The instrument in the centre: The viola in solo and orchestral works

In 2020/21, Tabea Zimmermann was the first violist to be Artist in Residence with the Berliner Philharmoniker – a welcome occasion to dedicate a playlist to the violin’s bigger and darker timbred sister. It includes concertos by Bartók and Hindemith plus works by Mozart and Richard Strauss, in which the viola shares the role of the protagonist with a second instrument. Symphonic works also show the viola as the soulful heart of the orchestral sound.

There are not many works in the core repertoire of symphony orchestras in which the viola is allowed to play a leading role as a solo instrument. Composers such as Mendelssohn and Dvořák enjoyed playing the viola themselves – Beethoven could play the instrument so well that he was able to earn money as an orchestral violist in his hometown of Bonn – but in their solo concertos, all three gave preference to the piano and violin. This is one of the reasons why violists only rose to the rank of famous virtuosos in the course of the 20th century.

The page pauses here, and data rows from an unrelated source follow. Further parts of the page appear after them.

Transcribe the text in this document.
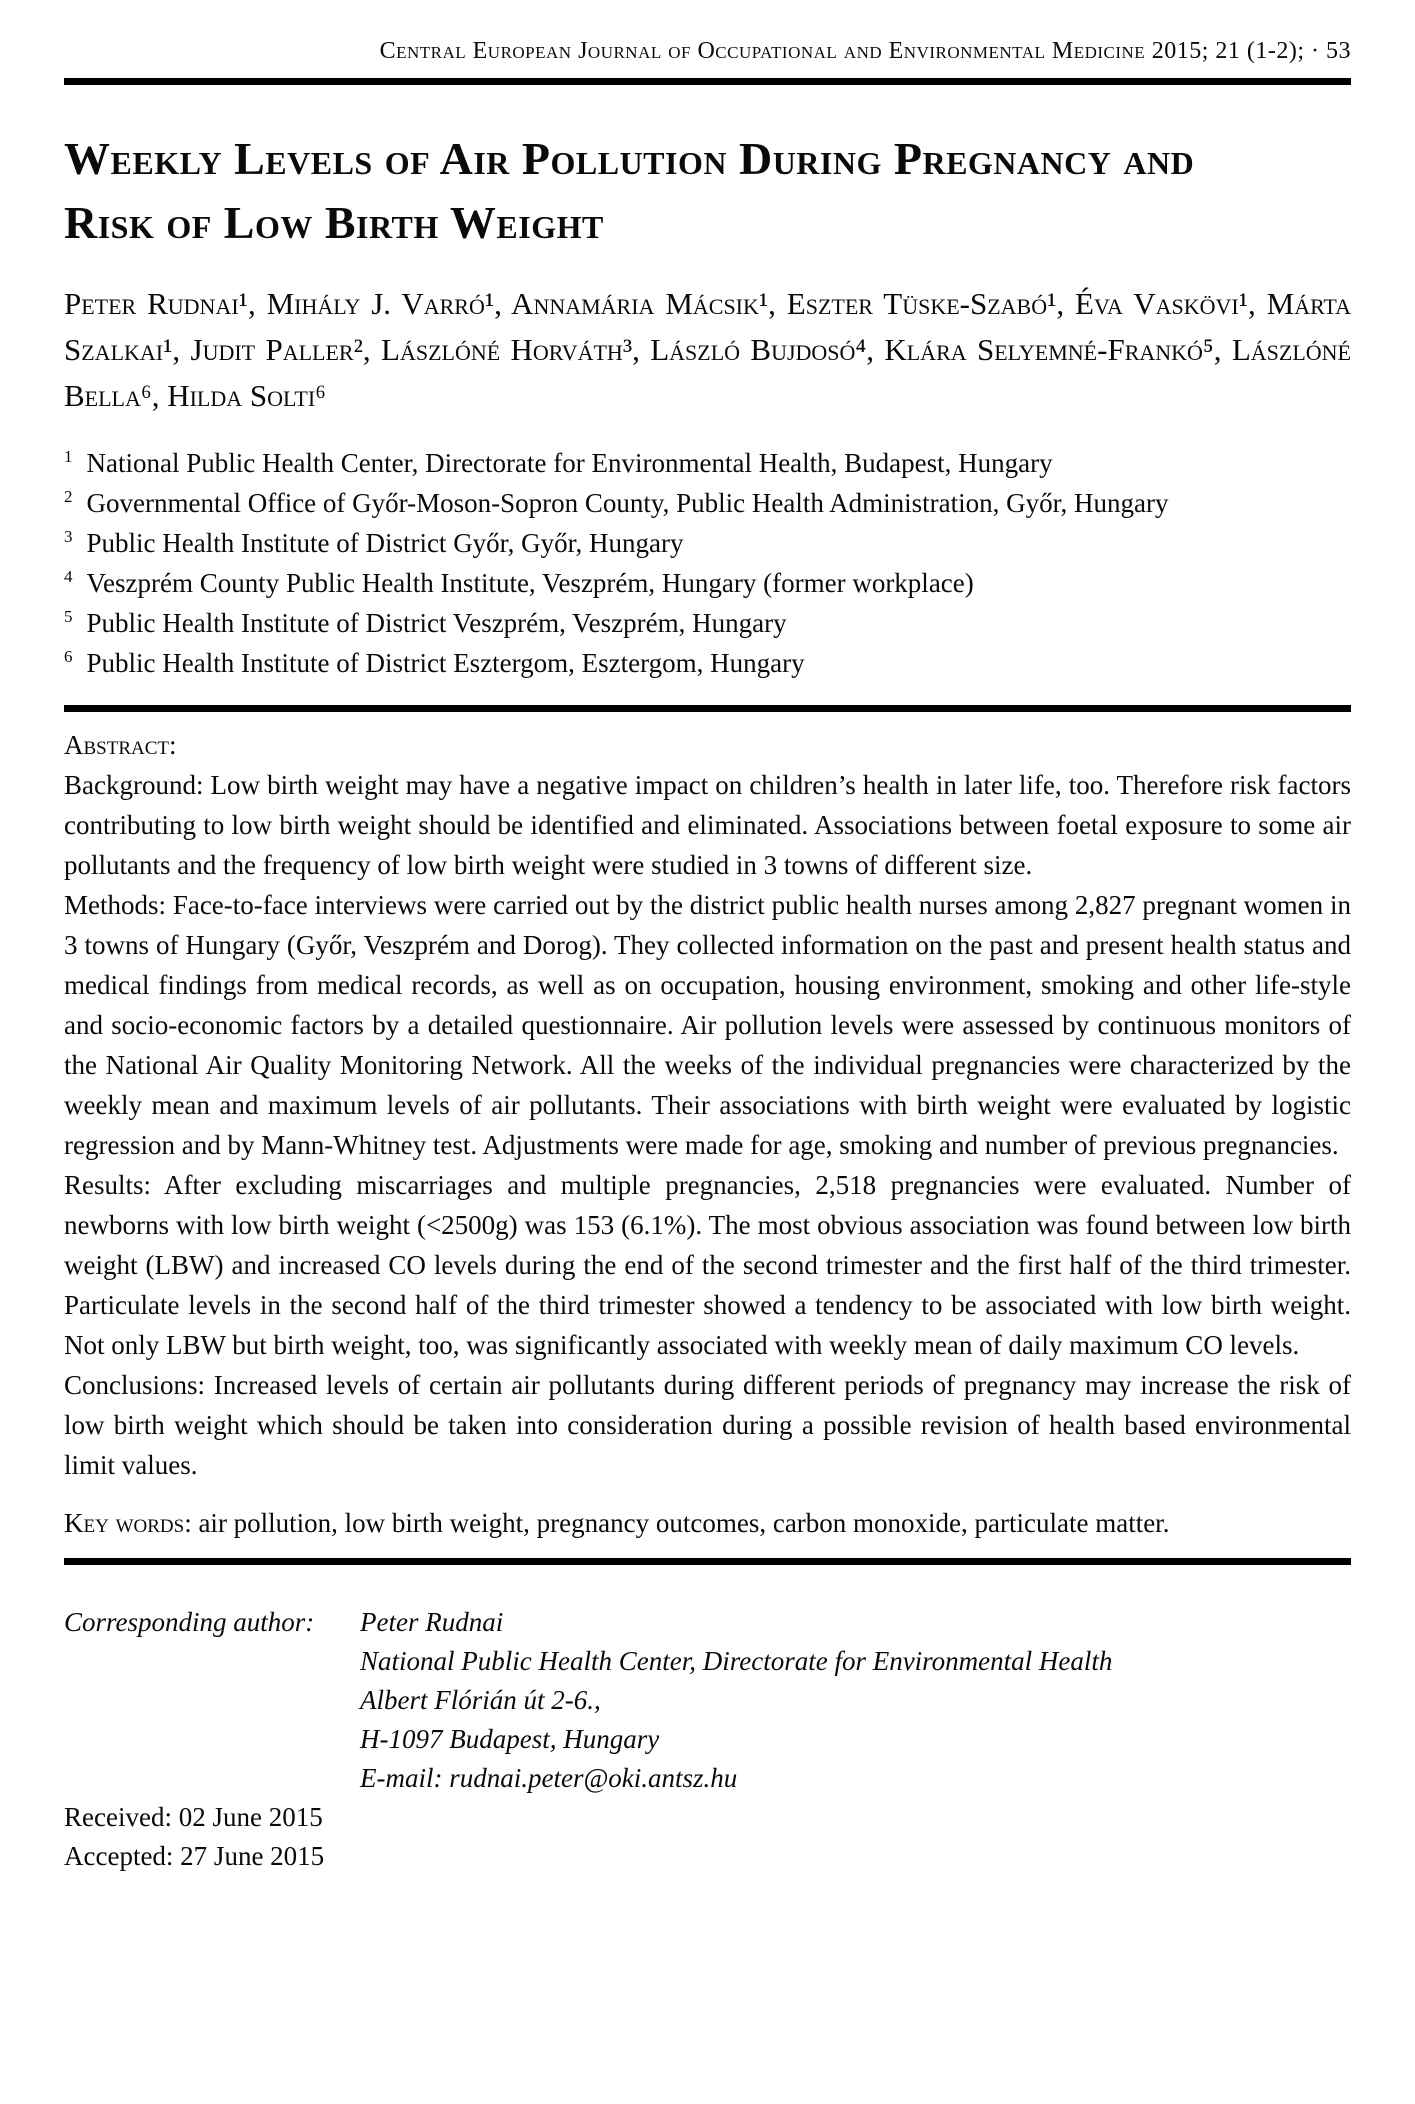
Central European Journal of Occupational and Environmental Medicine 2015; 21 (1-2); · 53
Weekly Levels of Air Pollution During Pregnancy and
Risk of Low Birth Weight

Peter Rudnai¹, Mihály J. Varró¹, Annamária Mácsik¹, Eszter Tüske-Szabó¹, Éva Vaskövi¹, Márta Szalkai¹, Judit Paller², Lászlóné Horváth³, László Bujdosó⁴, Klára Selyemné-Frankó⁵, Lászlóné Bella⁶, Hilda Solti⁶

$^1$ National Public Health Center, Directorate for Environmental Health, Budapest, Hungary
$^2$ Governmental Office of Győr-Moson-Sopron County, Public Health Administration, Győr, Hungary
$^3$ Public Health Institute of District Győr, Győr, Hungary
$^4$ Veszprém County Public Health Institute, Veszprém, Hungary (former workplace)
$^5$ Public Health Institute of District Veszprém, Veszprém, Hungary
$^6$ Public Health Institute of District Esztergom, Esztergom, Hungary
Abstract:

Background: Low birth weight may have a negative impact on children’s health in later life, too. Therefore risk factors contributing to low birth weight should be identified and eliminated. Associations between foetal exposure to some air pollutants and the frequency of low birth weight were studied in 3 towns of different size.

Methods: Face-to-face interviews were carried out by the district public health nurses among 2,827 pregnant women in 3 towns of Hungary (Győr, Veszprém and Dorog). They collected information on the past and present health status and medical findings from medical records, as well as on occupation, housing environment, smoking and other life-style and socio-economic factors by a detailed questionnaire. Air pollution levels were assessed by continuous monitors of the National Air Quality Monitoring Network. All the weeks of the individual pregnancies were characterized by the weekly mean and maximum levels of air pollutants. Their associations with birth weight were evaluated by logistic regression and by Mann-Whitney test. Adjustments were made for age, smoking and number of previous pregnancies.

Results: After excluding miscarriages and multiple pregnancies, 2,518 pregnancies were evaluated. Number of newborns with low birth weight (<2500g) was 153 (6.1%). The most obvious association was found between low birth weight (LBW) and increased CO levels during the end of the second trimester and the first half of the third trimester. Particulate levels in the second half of the third trimester showed a tendency to be associated with low birth weight. Not only LBW but birth weight, too, was significantly associated with weekly mean of daily maximum CO levels.

Conclusions: Increased levels of certain air pollutants during different periods of pregnancy may increase the risk of low birth weight which should be taken into consideration during a possible revision of health based environmental limit values.

Key words: air pollution, low birth weight, pregnancy outcomes, carbon monoxide, particulate matter.

Corresponding author:	Peter Rudnai
National Public Health Center, Directorate for Environmental Health
Albert Flórián út 2-6.,
H-1097 Budapest, Hungary
E-mail: rudnai.peter@oki.antsz.hu
Received: 02 June 2015
Accepted: 27 June 2015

Tabea Zimmermann, who is the Berliner Philharmoniker’s Artist in Residence for the 2020/21 season, belongs to this exclusive circle. She started off her residency by playing Paul Hindemith’s concerto known as Der Schwanendreher. This performance is included in this playlist, as is Zimmermann’s 2010 rendition of Béla Bartók’s Viola Concerto. The soloist made her debut with the Berliner Philharmoniker in 1992 with this famous last work by the composer.

The viola shines as the violin’s dialogue partner in Mozart’s joyful Sinfonia concertante. In Richard Strauss’s Don Quixote, on the other hand, it humorously characterises the companion of the sad figure of the knight, portrayed by the cello. In symphonic works by Bruckner and Mahler, too, the instrument (used here as a chorus) repeatedly provides tonal and melodic emphasis. The Philharmoniker’s principal violist Amihai Grosz once aptly remarked: “If the orchestra were a body, the violas would be the heart”.